Disease modifying therapies in AD are under clinical investigation. To verify disease-modifying effects using clinical measures (neuropsychological testing, global impression of change, assessment of behavioural symptoms) requires long follow-up and large numbers of patients. Therefore surrogate markers of treatment efficacy would be desirable. The good reproducibility presented here can be interpreted as indicating that [11C]PIB PET could potentially be reliably used in study designs with repeated measurements, such as follow-up studies or therapeutic trials, as one method to monitor therapeutic efficacy . The post hoc power calculations performed by us provide preliminary information on sample sizes required in a parallel-group design. For example, for the comparison of two groups with a treatment response resulting in a 15% change in [11C]PIB uptake in the frontal cortex in one group and no change in another group, samples of only five subjects per group would seem to be sufficient (90% power). This small number of required subjects highlights the relevance of the adequate reproducibility of automated image analysis of [11C]PIB PET data.

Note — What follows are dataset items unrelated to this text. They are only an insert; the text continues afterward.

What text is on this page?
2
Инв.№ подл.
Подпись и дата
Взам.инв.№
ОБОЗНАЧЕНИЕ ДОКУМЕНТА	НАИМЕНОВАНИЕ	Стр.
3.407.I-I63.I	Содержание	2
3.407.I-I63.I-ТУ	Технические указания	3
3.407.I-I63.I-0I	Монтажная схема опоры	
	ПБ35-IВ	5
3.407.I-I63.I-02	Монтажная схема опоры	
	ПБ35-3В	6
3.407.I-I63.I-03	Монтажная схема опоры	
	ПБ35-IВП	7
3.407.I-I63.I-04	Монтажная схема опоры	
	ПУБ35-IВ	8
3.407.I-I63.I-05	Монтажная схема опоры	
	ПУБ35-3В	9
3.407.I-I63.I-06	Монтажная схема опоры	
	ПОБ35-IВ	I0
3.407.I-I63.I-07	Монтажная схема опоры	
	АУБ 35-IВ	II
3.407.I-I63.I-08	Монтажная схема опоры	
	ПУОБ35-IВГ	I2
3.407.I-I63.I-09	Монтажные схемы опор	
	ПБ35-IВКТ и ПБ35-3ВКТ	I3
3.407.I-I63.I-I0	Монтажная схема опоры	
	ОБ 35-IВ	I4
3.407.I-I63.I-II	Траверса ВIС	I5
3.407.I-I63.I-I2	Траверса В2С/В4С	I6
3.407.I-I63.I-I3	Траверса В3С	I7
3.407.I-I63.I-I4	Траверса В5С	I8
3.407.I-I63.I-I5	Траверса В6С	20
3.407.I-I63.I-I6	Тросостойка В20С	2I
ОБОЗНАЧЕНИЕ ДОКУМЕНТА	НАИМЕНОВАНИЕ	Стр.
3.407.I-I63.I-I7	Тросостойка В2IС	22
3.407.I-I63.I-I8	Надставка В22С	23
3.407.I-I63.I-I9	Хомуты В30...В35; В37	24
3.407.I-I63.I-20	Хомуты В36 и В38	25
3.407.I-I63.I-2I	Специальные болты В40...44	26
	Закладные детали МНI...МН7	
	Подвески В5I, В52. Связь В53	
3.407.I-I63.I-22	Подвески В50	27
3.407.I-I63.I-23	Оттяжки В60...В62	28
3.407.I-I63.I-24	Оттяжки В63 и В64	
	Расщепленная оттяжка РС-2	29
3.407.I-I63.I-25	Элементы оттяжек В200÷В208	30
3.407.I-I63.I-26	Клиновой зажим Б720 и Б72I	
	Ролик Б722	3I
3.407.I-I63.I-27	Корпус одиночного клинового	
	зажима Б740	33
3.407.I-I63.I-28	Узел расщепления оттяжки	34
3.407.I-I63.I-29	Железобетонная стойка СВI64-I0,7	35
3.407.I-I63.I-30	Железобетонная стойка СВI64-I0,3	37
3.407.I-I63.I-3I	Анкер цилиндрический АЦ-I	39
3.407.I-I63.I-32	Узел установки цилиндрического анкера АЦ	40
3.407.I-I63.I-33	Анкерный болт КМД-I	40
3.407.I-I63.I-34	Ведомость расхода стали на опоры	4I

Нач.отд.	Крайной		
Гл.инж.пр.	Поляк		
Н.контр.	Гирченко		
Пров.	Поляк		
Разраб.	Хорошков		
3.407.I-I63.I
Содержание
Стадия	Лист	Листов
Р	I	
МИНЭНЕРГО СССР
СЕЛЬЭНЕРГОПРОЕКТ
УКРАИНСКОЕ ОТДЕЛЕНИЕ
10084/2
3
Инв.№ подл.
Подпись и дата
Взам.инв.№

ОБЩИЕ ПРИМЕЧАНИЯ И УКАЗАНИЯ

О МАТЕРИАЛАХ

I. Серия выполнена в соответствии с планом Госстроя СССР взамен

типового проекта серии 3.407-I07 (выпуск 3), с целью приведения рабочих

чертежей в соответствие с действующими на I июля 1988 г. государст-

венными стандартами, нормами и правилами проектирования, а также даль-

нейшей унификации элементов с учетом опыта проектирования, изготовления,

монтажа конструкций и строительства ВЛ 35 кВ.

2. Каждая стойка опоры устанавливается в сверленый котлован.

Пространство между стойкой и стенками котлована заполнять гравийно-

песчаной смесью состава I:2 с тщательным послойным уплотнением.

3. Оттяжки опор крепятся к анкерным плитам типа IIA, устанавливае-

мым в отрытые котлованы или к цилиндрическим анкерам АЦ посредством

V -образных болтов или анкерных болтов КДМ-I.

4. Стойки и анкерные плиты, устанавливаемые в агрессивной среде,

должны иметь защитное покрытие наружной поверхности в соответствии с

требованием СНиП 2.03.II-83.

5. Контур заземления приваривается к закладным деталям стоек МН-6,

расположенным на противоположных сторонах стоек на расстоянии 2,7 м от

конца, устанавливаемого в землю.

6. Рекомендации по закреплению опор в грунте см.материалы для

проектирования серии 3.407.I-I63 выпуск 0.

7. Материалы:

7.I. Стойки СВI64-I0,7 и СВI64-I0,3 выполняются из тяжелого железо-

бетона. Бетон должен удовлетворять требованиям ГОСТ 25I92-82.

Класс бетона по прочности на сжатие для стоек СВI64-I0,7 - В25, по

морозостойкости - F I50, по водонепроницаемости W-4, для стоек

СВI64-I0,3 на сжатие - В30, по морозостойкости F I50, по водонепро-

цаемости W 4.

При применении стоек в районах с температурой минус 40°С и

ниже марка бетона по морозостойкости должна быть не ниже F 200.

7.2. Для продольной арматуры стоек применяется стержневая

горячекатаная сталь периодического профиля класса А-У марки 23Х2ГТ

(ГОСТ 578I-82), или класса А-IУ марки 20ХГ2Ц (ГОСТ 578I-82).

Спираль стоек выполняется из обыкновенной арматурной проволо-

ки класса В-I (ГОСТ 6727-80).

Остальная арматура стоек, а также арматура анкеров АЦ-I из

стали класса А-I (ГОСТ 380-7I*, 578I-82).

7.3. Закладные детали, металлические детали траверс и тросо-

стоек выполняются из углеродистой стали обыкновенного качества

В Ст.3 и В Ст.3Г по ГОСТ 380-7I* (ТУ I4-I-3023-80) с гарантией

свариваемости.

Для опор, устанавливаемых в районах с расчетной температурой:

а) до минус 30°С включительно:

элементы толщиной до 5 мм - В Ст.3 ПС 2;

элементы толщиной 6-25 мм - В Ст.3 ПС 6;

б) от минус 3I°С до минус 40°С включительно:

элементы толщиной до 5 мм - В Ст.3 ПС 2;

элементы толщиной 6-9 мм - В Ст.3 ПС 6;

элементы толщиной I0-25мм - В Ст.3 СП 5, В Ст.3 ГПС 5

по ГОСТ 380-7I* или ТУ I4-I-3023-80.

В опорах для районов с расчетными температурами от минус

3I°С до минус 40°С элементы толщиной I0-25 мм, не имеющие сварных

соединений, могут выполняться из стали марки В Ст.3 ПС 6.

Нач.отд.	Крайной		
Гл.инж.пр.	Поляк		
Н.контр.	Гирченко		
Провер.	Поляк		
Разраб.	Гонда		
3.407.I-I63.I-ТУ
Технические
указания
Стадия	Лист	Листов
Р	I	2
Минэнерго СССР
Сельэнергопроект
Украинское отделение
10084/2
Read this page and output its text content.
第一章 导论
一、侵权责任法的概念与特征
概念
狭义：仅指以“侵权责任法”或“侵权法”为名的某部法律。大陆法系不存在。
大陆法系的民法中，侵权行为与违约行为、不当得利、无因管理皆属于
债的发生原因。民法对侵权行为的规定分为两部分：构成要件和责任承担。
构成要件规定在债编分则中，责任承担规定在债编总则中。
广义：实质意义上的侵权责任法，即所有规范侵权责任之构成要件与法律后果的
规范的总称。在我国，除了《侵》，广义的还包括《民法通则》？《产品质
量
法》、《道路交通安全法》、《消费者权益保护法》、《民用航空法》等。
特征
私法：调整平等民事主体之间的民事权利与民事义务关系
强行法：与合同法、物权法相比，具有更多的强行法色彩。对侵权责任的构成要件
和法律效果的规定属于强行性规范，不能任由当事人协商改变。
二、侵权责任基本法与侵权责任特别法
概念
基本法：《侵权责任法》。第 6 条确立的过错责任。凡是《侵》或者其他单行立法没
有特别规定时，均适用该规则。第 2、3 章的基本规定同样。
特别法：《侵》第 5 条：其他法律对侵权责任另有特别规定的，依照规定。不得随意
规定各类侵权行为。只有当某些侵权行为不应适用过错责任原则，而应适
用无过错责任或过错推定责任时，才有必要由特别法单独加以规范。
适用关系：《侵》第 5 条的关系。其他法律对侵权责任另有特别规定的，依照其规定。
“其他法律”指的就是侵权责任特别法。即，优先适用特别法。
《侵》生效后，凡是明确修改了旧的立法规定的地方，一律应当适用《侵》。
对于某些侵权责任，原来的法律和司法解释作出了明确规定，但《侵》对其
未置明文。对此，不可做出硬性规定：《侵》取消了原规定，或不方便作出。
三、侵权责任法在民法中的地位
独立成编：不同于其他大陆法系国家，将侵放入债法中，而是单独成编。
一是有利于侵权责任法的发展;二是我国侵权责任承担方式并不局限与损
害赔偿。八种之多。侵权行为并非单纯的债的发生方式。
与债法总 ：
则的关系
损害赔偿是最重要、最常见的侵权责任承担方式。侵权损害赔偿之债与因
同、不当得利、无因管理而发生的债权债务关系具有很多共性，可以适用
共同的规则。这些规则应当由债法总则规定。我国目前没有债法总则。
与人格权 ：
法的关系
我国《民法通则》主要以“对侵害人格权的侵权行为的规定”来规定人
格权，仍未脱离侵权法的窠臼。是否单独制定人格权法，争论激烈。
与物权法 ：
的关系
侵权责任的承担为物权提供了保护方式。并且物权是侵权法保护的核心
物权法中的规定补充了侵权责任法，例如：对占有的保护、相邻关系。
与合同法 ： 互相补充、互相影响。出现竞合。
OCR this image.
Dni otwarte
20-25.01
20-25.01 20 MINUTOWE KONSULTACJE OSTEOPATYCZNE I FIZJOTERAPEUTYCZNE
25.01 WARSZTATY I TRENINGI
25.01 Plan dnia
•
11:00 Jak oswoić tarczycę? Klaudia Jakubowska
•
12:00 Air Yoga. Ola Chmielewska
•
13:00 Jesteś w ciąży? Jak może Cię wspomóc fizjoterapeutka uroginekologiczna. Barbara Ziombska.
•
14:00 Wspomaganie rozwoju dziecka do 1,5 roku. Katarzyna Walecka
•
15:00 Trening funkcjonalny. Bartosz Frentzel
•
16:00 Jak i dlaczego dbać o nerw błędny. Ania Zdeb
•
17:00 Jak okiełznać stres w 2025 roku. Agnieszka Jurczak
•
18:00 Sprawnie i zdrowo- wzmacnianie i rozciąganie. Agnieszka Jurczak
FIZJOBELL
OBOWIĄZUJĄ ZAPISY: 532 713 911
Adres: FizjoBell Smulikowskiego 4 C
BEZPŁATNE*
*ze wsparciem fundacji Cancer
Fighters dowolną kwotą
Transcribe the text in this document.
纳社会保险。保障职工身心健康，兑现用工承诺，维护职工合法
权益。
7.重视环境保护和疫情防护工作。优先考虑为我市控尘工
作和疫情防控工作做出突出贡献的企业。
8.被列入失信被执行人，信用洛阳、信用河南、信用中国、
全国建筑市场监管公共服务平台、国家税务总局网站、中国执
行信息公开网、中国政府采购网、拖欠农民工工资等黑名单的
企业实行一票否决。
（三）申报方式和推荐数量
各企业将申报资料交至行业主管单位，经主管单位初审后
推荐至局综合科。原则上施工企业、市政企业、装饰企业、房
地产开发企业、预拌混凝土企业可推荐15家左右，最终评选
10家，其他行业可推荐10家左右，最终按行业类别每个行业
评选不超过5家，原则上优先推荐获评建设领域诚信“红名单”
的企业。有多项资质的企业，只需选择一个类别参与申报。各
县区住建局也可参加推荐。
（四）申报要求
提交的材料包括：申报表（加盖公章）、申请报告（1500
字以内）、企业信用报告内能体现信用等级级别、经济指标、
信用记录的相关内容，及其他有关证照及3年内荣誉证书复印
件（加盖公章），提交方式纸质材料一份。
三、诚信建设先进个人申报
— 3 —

The present findings show that good reproducibility can be obtained using only 30 min of [11C]PIB PET data. We emphasize that only simplified quantitation, which was used in the present study, is possible when using only 30 min of PET imaging data. A short imaging protocol would also have important practical implications since it enhances cost-effectiveness of PET scanner and tracer use, as the tracer may be injected and scanning would take place from 60 to 90 min after tracer injection, enabling the division of the same tracer batch among several patients. In addition, a short scan time will improve patient comfort and increase compliance, possibly contributing to better data quality from subjects with more advanced AD. This is important in follow-up studies, for example, where patients become more demented as time goes by. Advanced dementia is accompanied by increasing restlessness and agitation which may make it difficult for the patient to lie still in the scanner for a long period of time. Systematically poorer scanning data at the second imaging time point could lead to bias in follow-up studies.

The choice of image acquisition timing and other methodological issues should still be weighed separately for each study and clinical practice. Ideally, of course, at each PET imaging site using [11C]PIB a test-retest study should be done to evaluate the reproducibility being achieved at that site with the instrumentation at hand, and investigators should also estimate acquired sample sizes separately for each study design. The timing of the transmission scan should also be optimized in future when scanning 60 to 90 min after tracer injection. We note that we performed a dynamic 90-min scan preceded by a preinjection transmission scan and used the last 30 min data for analysis. Ideally one would perform the transmission immediately before scanning session or after it. A comparison of pre- and postinjection transmission scan for brain FDG studies has shown that the results obtained using a preinjection transmission scan agree well with those obtained using a postinjection transmission scan despite the time gap between the preinjection transmission scan and the emission scan [18]. However, such a comparison has not been performed for [11C]PIB. In addition, disregarding the early frames may result in loss of valuable information in some cases, since early frames contain information about blood flow [19].

In conclusion, the results of the present study indicate that the reproducibility of [11C]PIB region-to-cerebellum ratios using simplified fully automated analysis is good to excellent, even when applying only 30 min of imaging data. The reproducibility and validity of the estimates are maintained when quantitation is performed at the voxel level and the analysis is conducted in a standard brain space. Our results suggest that with [11C]PIB PET data, automated voxel-based image analysis is a quick and cost-effective alternative to conventional ROI analysis.